All in all, I rate this release very highly.  I went in there in a bad mood and ready to be underwhelmed.  My mood changed pretty dang quickly throughout the release, and I can honestly say that that’s the most fun I’ve had at a BODYCOMBAT filming for a *very* long time.  I’d go as far to say that it’s one of the best releases since BC53.  If the Muay Thai had been something closer to my preference, I would be saying with absolute certainty that it’s the best release since BC53.

I think members and instructors alike have a lot to look forward to with this release.  Dan and Rach, I tip my hat to you.  The surly child was nowhere to be found by the time BC61 was wrapped up. Awesome work.

5 Responses to "BODYCOMBAT 61 filming (1 of 2!)"

If LM are worried about the filming class members not speaking good enough English to understanding the presenters..maybe they should consider it works both ways with many guest instructors being incomprehensible to English speakers! maybe virtual will have subtitles in locale languages?

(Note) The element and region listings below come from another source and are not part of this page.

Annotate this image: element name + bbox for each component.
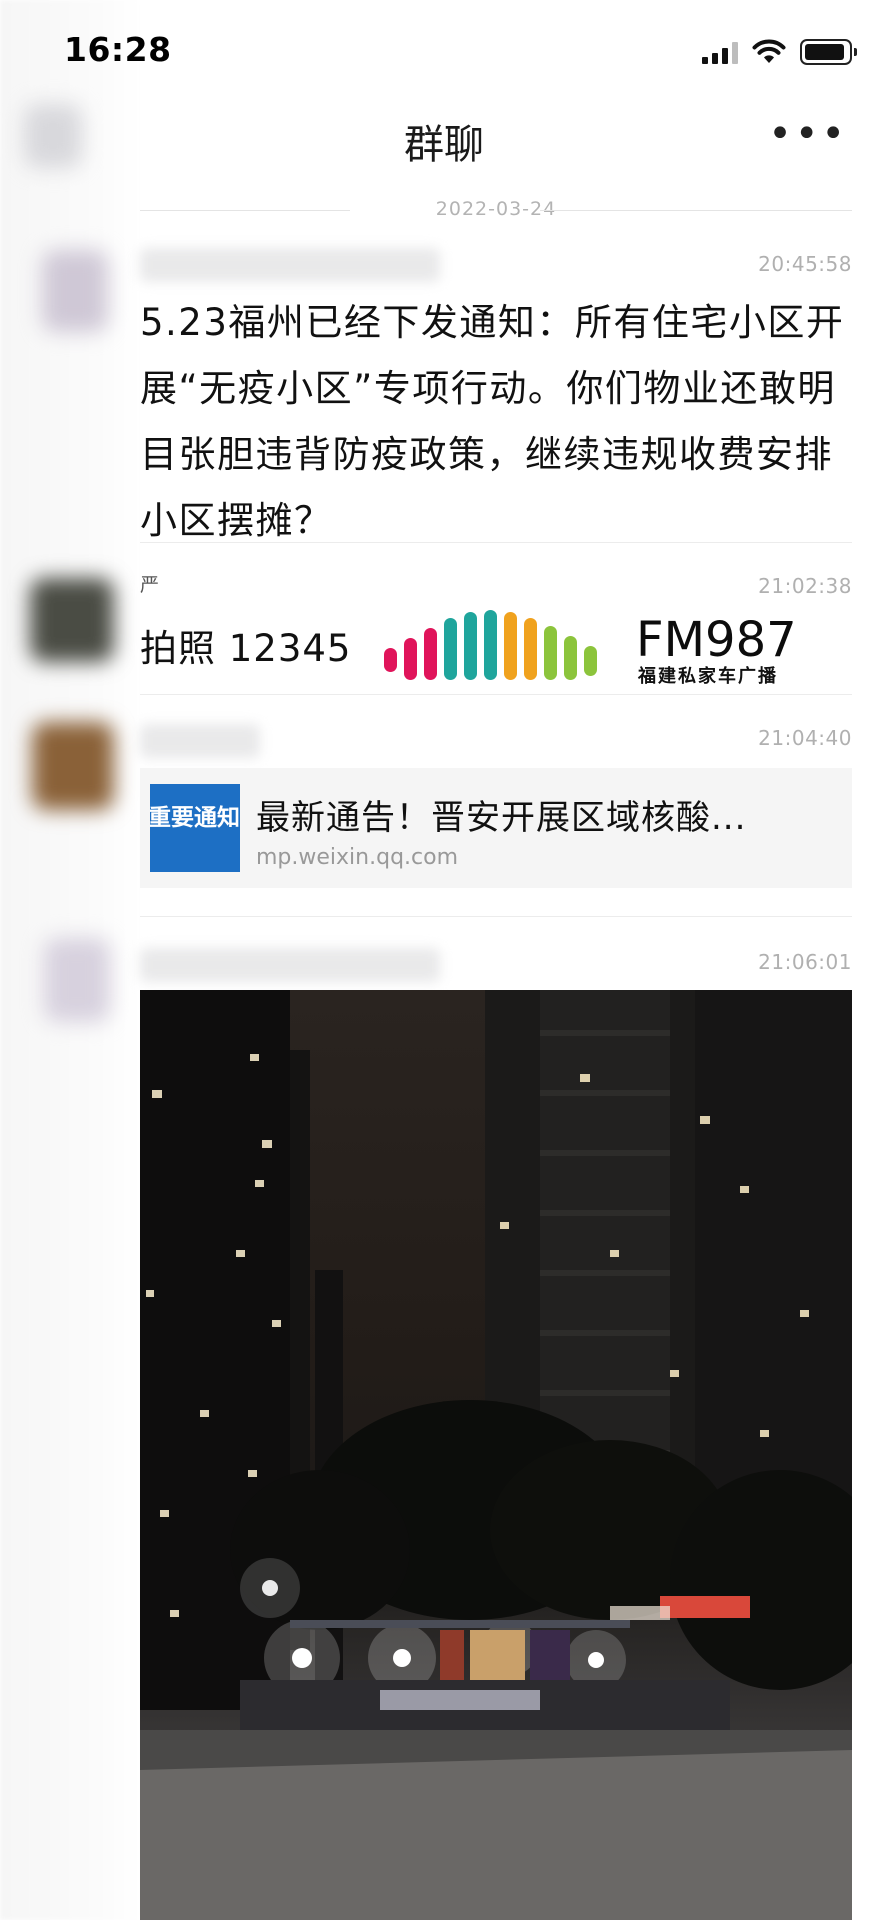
link-title[interactable]: 最新通告！晋安开展区域核酸...: [256, 790, 746, 839]
message-image[interactable]: [140, 990, 852, 1920]
link-thumbnail: 重要通知: [150, 784, 240, 872]
wifi-icon: [752, 39, 786, 63]
message-text[interactable]: 5.23福州已经下发通知：所有住宅小区开展“无疫小区”专项行动。你们物业还敢明目…: [140, 290, 848, 554]
more-options-button[interactable]: •••: [768, 114, 848, 154]
status-time: 16:28: [64, 30, 172, 69]
avatar[interactable]: [32, 722, 114, 810]
link-thumbnail-caption: 重要通知: [150, 805, 240, 831]
avatar[interactable]: [44, 938, 110, 1022]
fm987-logo-text: FM987: [636, 612, 797, 668]
signal-icon: [702, 40, 738, 64]
message-separator: [140, 542, 852, 543]
sender-name-blurred: [140, 724, 260, 758]
date-divider: 2022-03-24: [435, 198, 557, 220]
sender-name-blurred: [140, 248, 440, 282]
message-text[interactable]: 拍照 12345: [140, 618, 351, 672]
message-time: 21:06:01: [758, 950, 852, 974]
status-icons: [702, 36, 857, 68]
link-source: mp.weixin.qq.com: [256, 845, 459, 870]
avatar[interactable]: [42, 250, 108, 332]
message-separator: [140, 694, 852, 695]
fm987-logo-bars-icon: [384, 610, 597, 680]
battery-icon: [800, 39, 857, 65]
message-time: 21:04:40: [758, 726, 852, 750]
message-separator: [140, 916, 852, 917]
message-time: 21:02:38: [758, 574, 852, 598]
night-street-stalls-photo: [140, 990, 852, 1920]
fm987-logo-subtitle: 福建私家车广播: [638, 666, 778, 687]
message-time: 20:45:58: [758, 252, 852, 276]
sender-name-blurred: [140, 948, 440, 982]
avatar[interactable]: [30, 578, 114, 662]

Virtual is dubbed over in other languages in non-english speaking countries. 🙂

Shake about the reuse of tracks again , surely there making enough money to use different tracks . We pay our money for remixed old versions or from recent releases not acceptable really but if they can get away with there not bothered , poor

This track was from BC27 maybe they figure most people won’t know it?

Oh gosh guys, I just realised something – T1b is also a track from an earlier release! I actually thought it was from another program, but happened to be trolling some tracklist sites and saw it there too. Bummer!